The U.S. Court of Appeals for the D.C. Circuit has made a similar decision in the Murphy case. It held that the subsection of the Internal Revenue Code that provides that fails to exclude from income non-physical personal injury damages (which not in lieu of lost wages) is unconstitutional as exceeding the power of Congress to tax income under the 16th Amendment because this is not income.
Almost everyone in the academic community and community of tax lawyers finds this notion absurd, the stuff of crackpot tax protestors, rather than an unanimous panel of judges on one of the most prestigious appellate courts in the land. Simply put, Congress has always been granted wide discretion to determine what is and is not income. There was not a consensus about it at the time the 16th Amendment was adopted. There is not a consensus about it now. And, even if it isn't an income tax, it might be some other kind of valid tax that Congress has the power to impose. The broad authority of Congress to define income was set forth by the U.S. Supreme Court in the Glenshaw Glass case in 1955 and has become settled law. As Professor Maule notes tax provisions have been declared unconstitutional excactly twice since the 16th Amendment was adopted. Once in 1920, and once in 1972. The 1972 ruling arose from the fact that the provision in question distinguished between unmarried men and unmarried women in violation of equal protection principals.
Professor Maule also correctly notes that if this kind of receipt of funds is not income, then it still isn't a constitutional question. Section 61 say "income" is subject to taxation, and Section 104 (the provision held unconstitutional) states that certain things that could be considered income still don't count. If something is not income under the 16th Amendment, then the correct holding is to interpret Section 61 of the Internal Revenue Code to hold that the money received is not part of gross income, not to declare Section 104 unconstitutional.
The D.C. Circuit Panel's argument is that these damage awards are neither a "gain" nor an "accession to wealth", and hence not income because it merely restores to her human capital that she has lost, based largely on dicta in the Glenshaw Glass case that noted a distinction made under the income tax laws at the time between compensatory damages in tort (then excluded from taxation), and punitive damages in tort (then taxable). But, the notion that this dicta imposed a constitutional boundary on what Congress could tax has never previously been established.

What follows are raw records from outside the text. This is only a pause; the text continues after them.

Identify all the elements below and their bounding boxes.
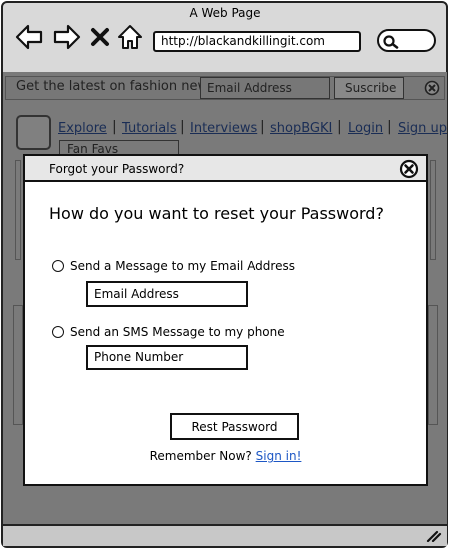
home-icon xyxy=(118,25,142,49)
nav-link-tutorials[interactable]: Tutorials xyxy=(122,121,177,136)
close-icon[interactable] xyxy=(424,80,440,96)
remember-row: Remember Now? Sign in! xyxy=(25,449,426,463)
search-icon xyxy=(383,35,399,49)
nav-link-interviews[interactable]: Interviews xyxy=(190,121,257,136)
subscribe-button[interactable]: Suscribe xyxy=(334,77,404,99)
nav-separator: | xyxy=(337,119,342,135)
sms-option-label: Send an SMS Message to my phone xyxy=(70,325,285,339)
nav-link-explore[interactable]: Explore xyxy=(58,121,107,136)
phone-number-field[interactable]: Phone Number xyxy=(86,345,248,370)
home-button[interactable] xyxy=(116,22,144,52)
resize-icon[interactable] xyxy=(424,528,442,542)
nav-separator: | xyxy=(180,119,185,135)
window-title: A Web Page xyxy=(189,6,261,20)
nav-separator: | xyxy=(260,119,265,135)
forgot-password-dialog: Forgot your Password? How do you want to… xyxy=(23,154,428,486)
email-option-radio[interactable] xyxy=(52,260,64,272)
remember-text: Remember Now? xyxy=(149,449,252,463)
nav-separator: | xyxy=(112,119,117,135)
back-button[interactable] xyxy=(14,22,44,52)
news-bar-text: Get the latest on fashion news. xyxy=(16,79,220,94)
background-panel xyxy=(13,305,23,425)
stop-icon xyxy=(91,28,109,46)
email-option-label: Send a Message to my Email Address xyxy=(70,259,295,273)
nav-link-login[interactable]: Login xyxy=(348,121,383,136)
sign-in-link[interactable]: Sign in! xyxy=(256,449,302,463)
address-bar[interactable]: http://blackandkillingit.com xyxy=(153,31,361,52)
site-logo[interactable] xyxy=(16,115,51,150)
newsletter-email-input[interactable]: Email Address xyxy=(200,77,330,99)
background-panel xyxy=(15,160,21,260)
nav-separator: | xyxy=(387,119,392,135)
close-icon[interactable] xyxy=(399,159,419,179)
dialog-title: Forgot your Password? xyxy=(49,162,185,176)
browser-footer xyxy=(3,524,447,546)
nav-link-shop[interactable]: shopBGKI xyxy=(270,121,332,136)
sms-option-radio[interactable] xyxy=(52,326,64,338)
email-address-field[interactable]: Email Address xyxy=(86,281,248,307)
background-panel xyxy=(428,305,438,425)
browser-search-field[interactable] xyxy=(377,29,436,52)
background-panel xyxy=(430,160,436,260)
stop-button[interactable] xyxy=(88,22,112,52)
nav-link-signup[interactable]: Sign up xyxy=(398,121,447,136)
forward-button[interactable] xyxy=(52,22,82,52)
forward-arrow-icon xyxy=(53,24,81,50)
reset-password-button[interactable]: Rest Password xyxy=(170,413,299,440)
back-arrow-icon xyxy=(15,24,43,50)
reset-question-heading: How do you want to reset your Password? xyxy=(49,204,384,223)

Part of their problem is that they misjudge the status quo. The status quo is not pre-injury. The tax law has, without constitutional objection, never allowed anyone to take a deduction strictly for suffering emotional distress, which the reasoning of the case suggests is a constitutional requirement on the tax code. Yet, to think that any bad day entitles you as a matter of constitutional law to a tax deduction is absurd.

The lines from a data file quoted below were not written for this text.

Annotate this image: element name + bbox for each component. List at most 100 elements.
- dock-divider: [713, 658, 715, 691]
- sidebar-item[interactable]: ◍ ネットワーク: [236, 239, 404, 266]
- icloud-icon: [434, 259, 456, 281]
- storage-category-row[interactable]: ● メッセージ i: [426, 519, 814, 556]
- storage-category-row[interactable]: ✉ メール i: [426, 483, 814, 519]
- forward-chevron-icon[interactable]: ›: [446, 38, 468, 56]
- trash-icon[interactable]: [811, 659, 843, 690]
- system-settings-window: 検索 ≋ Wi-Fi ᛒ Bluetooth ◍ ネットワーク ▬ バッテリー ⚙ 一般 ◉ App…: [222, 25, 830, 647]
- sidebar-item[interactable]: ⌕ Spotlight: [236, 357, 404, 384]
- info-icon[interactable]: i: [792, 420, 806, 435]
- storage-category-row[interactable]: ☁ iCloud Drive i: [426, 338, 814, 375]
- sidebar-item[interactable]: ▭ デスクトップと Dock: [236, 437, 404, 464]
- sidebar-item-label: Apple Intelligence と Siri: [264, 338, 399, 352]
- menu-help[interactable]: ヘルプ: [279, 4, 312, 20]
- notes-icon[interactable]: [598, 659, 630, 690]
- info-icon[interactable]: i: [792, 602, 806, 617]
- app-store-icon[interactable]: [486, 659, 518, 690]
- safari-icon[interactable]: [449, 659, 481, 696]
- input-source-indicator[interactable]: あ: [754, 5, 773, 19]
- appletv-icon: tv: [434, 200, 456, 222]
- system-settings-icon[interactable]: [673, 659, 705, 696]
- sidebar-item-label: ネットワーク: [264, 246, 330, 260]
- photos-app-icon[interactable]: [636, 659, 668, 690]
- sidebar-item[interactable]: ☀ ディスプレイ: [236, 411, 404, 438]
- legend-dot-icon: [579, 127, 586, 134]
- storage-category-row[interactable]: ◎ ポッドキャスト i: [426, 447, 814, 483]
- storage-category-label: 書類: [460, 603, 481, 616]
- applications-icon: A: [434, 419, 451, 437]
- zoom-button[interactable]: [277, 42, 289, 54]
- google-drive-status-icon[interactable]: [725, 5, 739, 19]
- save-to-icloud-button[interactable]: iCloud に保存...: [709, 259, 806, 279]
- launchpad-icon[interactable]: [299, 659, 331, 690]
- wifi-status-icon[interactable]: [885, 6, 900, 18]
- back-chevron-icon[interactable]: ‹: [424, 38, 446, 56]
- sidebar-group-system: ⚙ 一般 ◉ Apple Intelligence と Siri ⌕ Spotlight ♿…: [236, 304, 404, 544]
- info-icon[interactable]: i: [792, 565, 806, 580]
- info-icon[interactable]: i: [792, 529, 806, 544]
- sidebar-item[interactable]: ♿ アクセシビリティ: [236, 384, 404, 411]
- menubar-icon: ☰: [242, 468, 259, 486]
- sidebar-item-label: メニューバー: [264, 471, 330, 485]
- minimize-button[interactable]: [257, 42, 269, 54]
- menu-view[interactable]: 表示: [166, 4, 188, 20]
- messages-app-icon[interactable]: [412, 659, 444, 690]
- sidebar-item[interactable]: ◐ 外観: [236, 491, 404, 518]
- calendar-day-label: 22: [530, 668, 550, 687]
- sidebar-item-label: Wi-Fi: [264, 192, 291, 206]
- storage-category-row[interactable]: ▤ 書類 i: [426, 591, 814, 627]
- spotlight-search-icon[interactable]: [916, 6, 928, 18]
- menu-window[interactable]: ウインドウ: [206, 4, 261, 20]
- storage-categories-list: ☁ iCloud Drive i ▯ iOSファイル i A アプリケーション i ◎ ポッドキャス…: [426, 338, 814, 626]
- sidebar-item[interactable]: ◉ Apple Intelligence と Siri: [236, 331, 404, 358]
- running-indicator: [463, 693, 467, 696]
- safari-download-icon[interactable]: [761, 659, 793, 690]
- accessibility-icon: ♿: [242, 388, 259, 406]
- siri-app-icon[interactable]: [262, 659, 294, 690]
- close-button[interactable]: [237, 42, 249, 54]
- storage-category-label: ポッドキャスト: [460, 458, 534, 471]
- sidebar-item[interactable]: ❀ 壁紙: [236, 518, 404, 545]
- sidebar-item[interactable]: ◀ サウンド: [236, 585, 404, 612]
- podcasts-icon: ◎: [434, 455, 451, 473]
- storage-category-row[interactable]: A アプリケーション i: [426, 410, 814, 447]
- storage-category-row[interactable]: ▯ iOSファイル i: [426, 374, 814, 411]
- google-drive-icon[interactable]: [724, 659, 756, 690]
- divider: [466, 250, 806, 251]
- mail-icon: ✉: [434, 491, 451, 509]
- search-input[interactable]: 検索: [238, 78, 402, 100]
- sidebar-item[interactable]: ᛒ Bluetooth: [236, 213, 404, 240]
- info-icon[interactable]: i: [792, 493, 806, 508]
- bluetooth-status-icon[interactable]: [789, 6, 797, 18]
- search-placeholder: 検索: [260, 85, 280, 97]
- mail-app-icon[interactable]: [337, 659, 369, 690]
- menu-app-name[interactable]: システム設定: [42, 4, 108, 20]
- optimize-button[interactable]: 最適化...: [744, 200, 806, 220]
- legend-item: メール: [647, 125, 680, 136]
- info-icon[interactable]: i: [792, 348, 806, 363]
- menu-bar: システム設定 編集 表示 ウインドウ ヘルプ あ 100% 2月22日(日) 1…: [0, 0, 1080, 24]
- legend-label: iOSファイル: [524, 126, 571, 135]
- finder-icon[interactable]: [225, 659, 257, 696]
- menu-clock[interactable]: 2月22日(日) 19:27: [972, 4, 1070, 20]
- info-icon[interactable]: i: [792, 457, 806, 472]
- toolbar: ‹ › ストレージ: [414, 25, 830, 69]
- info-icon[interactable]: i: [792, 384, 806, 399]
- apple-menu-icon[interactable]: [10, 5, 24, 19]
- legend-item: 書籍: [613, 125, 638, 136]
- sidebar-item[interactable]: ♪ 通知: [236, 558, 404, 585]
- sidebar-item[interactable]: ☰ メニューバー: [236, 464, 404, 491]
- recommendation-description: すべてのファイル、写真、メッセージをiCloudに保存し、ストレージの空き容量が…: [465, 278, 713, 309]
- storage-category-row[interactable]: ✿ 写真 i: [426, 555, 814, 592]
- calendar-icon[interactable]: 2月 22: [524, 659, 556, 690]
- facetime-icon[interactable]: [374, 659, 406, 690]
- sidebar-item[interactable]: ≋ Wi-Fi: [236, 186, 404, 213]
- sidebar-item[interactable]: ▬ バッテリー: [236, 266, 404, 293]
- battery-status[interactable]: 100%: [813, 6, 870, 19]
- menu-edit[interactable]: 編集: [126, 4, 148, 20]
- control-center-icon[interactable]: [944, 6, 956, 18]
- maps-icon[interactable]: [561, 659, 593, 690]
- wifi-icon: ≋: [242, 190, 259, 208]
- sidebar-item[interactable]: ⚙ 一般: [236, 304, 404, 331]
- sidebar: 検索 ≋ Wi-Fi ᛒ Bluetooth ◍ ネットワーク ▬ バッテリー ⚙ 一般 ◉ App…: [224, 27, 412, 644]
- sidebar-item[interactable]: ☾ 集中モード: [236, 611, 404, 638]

The true status quo is where the litigant sits on the day before the damages award is awarded. On that day, if the litigant loses her case, she gets nothing, which is all she has received since the day of her injury, preserving the status quo. If she wins her case, she gets an award, making her better off. But, it is not the injury itself that causes her to gain wealth, it is the winning of a lawsuit as a result of the injury.
Either the U.S. Supreme Court, or the en banc D.C. Circuit, sitting en banc, could reverse, and this is a likely case for such treatment.